Les plus jeunes pourront découvrir cette expression musicale, féminine à l’origine, qui a bercé l’enfance de leurs aïeuls, alors que les anciennes générations qui ont grandi dans les petites villes agricoles, lieux de naissance de l’aïta, voyageront à travers le temps grâce aux différents morceaux disponibles dans le coffret.

Mais si le coffret peut provoquer un sentiment de nostalgie chez quelques personnes, Brahim El Mazned ne cherche cependant pas à pleurer un passé oublié. “Dans ce livre je ne voulais surtout pas avoir un côté pleurnichard, je voulais tout simplement dépoussiérer, créer un bel objet, et faire l’état des lieux de cette expression purement marocaine”, affirme l’auteur.

« Le témoin de notre histoire marocaine »

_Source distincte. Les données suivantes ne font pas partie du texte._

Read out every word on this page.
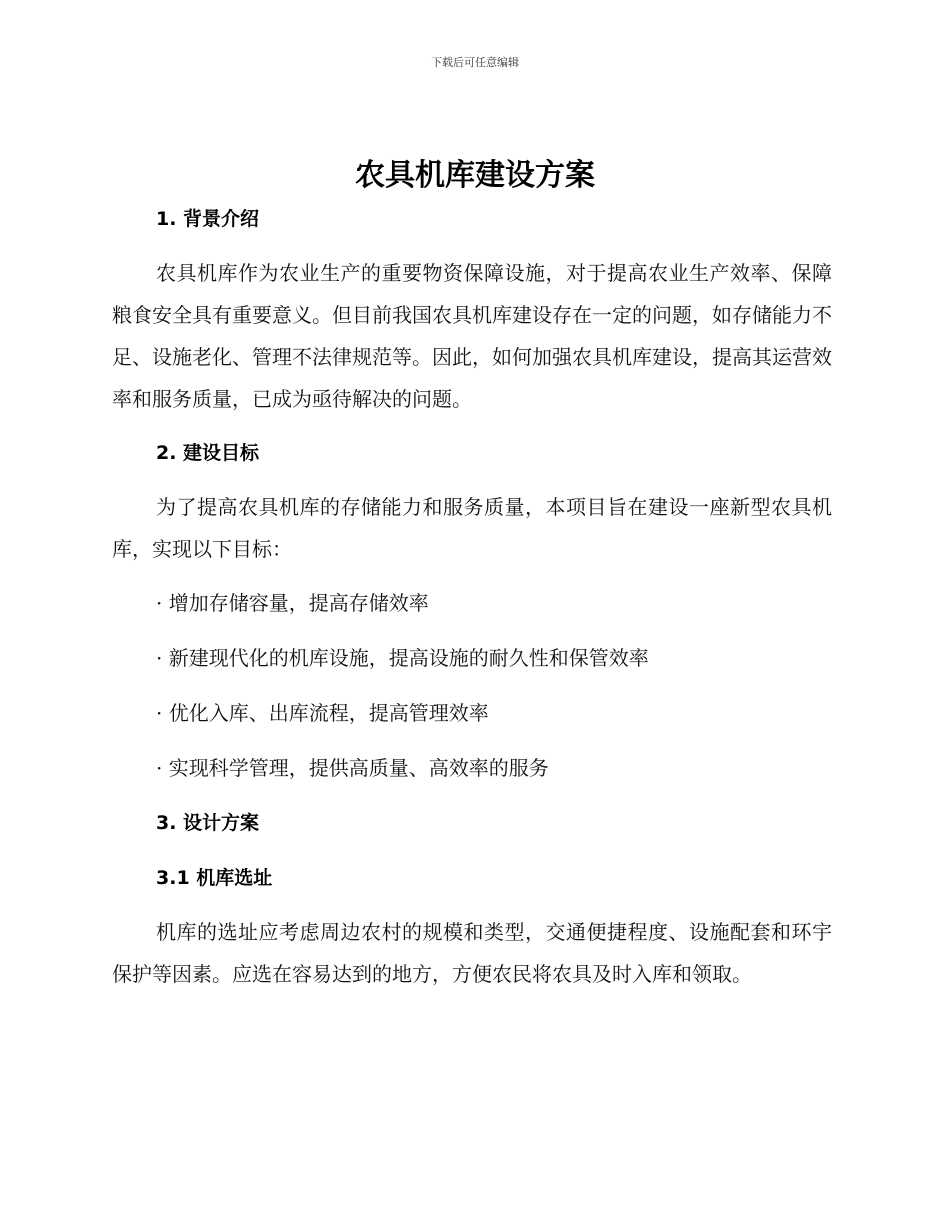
下载后可任意编辑
农具机库建设方案
1. 背景介绍

农具机库作为农业生产的重要物资保障设施，对于提高农业生产效率、保障粮食安全具有重要意义。但目前我国农具机库建设存在一定的问题，如存储能力不足、设施老化、管理不法律规范等。因此，如何加强农具机库建设，提高其运营效率和服务质量，已成为亟待解决的问题。

2. 建设目标

为了提高农具机库的存储能力和服务质量，本项目旨在建设一座新型农具机库，实现以下目标：

· 增加存储容量，提高存储效率
· 新建现代化的机库设施，提高设施的耐久性和保管效率
· 优化入库、出库流程，提高管理效率
· 实现科学管理，提供高质量、高效率的服务
3. 设计方案
3.1 机库选址

机库的选址应考虑周边农村的规模和类型，交通便捷程度、设施配套和环宇保护等因素。应选在容易达到的地方，方便农民将农具及时入库和领取。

Malgré sa réputation de musique de fêtes, célébrations et mariages, ses textes renferment des histoires parfois douloureuses liées à des mésaventures personnelles comme l’histoire de Kherboucha que le livret ne manque pas de mentionner. Dans ses poèmes rythmés, Kherboucha avait fait appel aux saints pour la sauver des mains du tyrannique Caïd Aissa, mais il peut également s’agir, dans d’autres textes, de bribes d’histoire du Maroc.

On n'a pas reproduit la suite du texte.